Щемящее чувство испытал я, прощаясь с Владимиром Аполлоновичем Лосским. Во время войны он вернулся в Большой театр, но не в качестве капитана, каким он всегда чувствовал себя в театрах, а… «не от хорошей жизни». Ему пришлось ставить «Князя Игоря»… в старых декорациях Федоровского. Он не мог отказаться и от постановки «Русалки» Даргомыжского. По странной традиции режиссеры эту оперу не любят. На мой вопрос, как он относится к ней, Владимир Аполлонович, очень сумрачно и неприветливо глядя на меня, сказал: «Плохо!» И отвернулся.

В последние годы он был нелюдим, хотя все оказывали ему внимание. Может быть, его, гордого и самолюбивого, обижало то, что старый его «партнер» Арий Моисеевич Пазовский был на гребне славы, а он сам постепенно «выталкивался» из оперной жизни. Он имел основание чувствовать горечь. Когда-то, говорят, у него был крутой нрав.

Я пытался сблизиться с ним, меня интересовала его жизнь. Ведь какие постановки он закатывал в том же Большом театре! Какими судьбами управлял! Он утверждал, что новая эпоха требует грандиозных, монументальных, ультрамасштабных спектаклей, таких огромных, чтобы распирало сцену театра, выливалось наружу, на площадь. Даже «Фауста» Гуно он поставил как величественное, массовое действо.

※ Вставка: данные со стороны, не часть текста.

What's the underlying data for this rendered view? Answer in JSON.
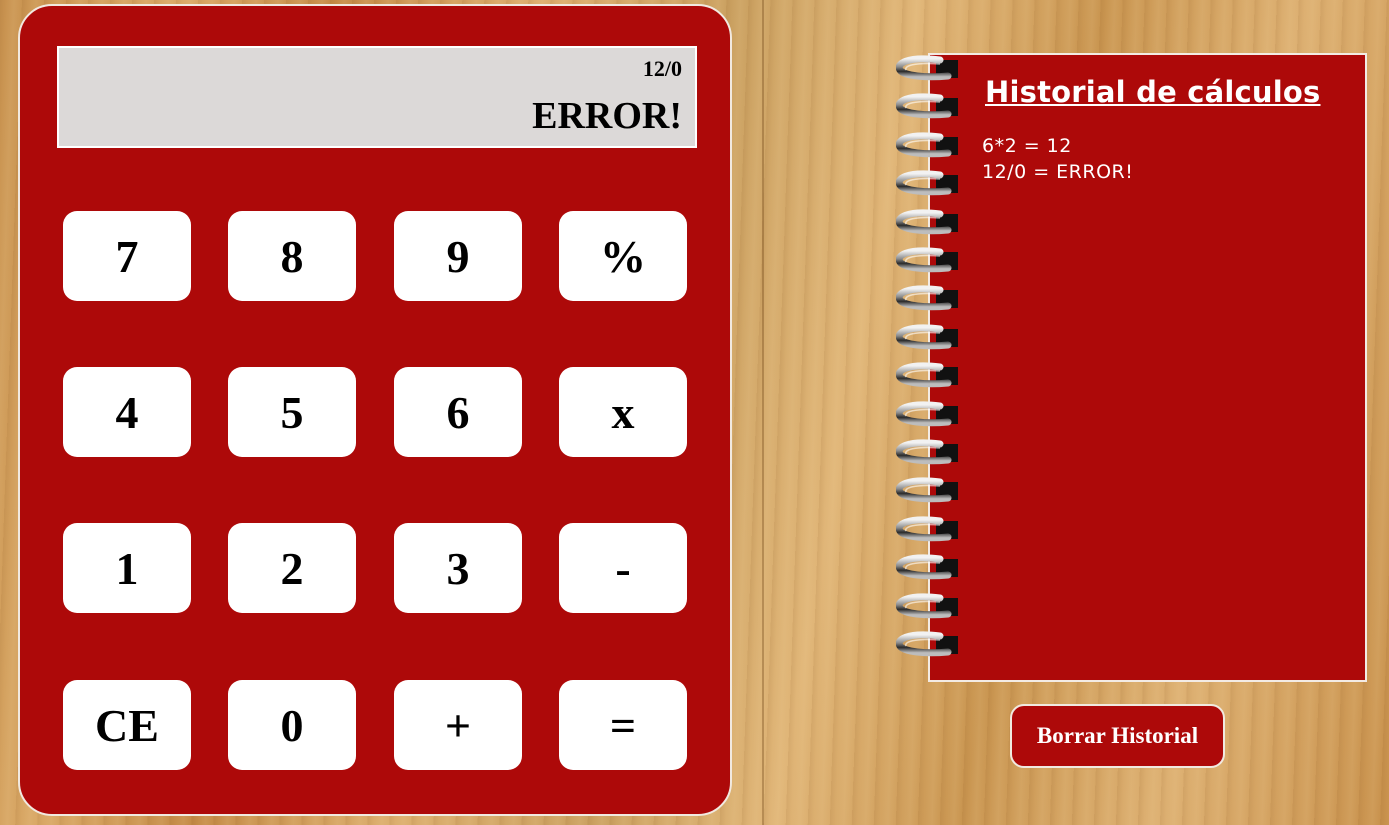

Мне такие принципы всегда казались скорее количественными категориями, чем смысловыми. Они говорят не о масштабе оперы. Конечно, она может вылиться и на площадь, но… зачем? Я видел оперные постановки в Риме, в грандиозных термах Каракалы, видел их на многих соборных площадях, видел в «Зеленом театре» Московского парка культуры и отдыха. Во всех случаях мне это казалось вопиющим недоразумением. Ставить так — значит относиться к опере как к произведению, которое должно ошеломлять — вместо того чтобы трогать; подавлять — вместо того чтобы проникать в глубины человеческой психики; развлекать — вместо того чтобы сосредоточиться на самом важном в жизни, о чем словами не скажешь, кистью не нарисуешь, в мраморе не вырубишь.

Музыка оперы должна не греметь на площади, а проникать в жизнь тех, кто собрался вместе по требованию разума и желанию души.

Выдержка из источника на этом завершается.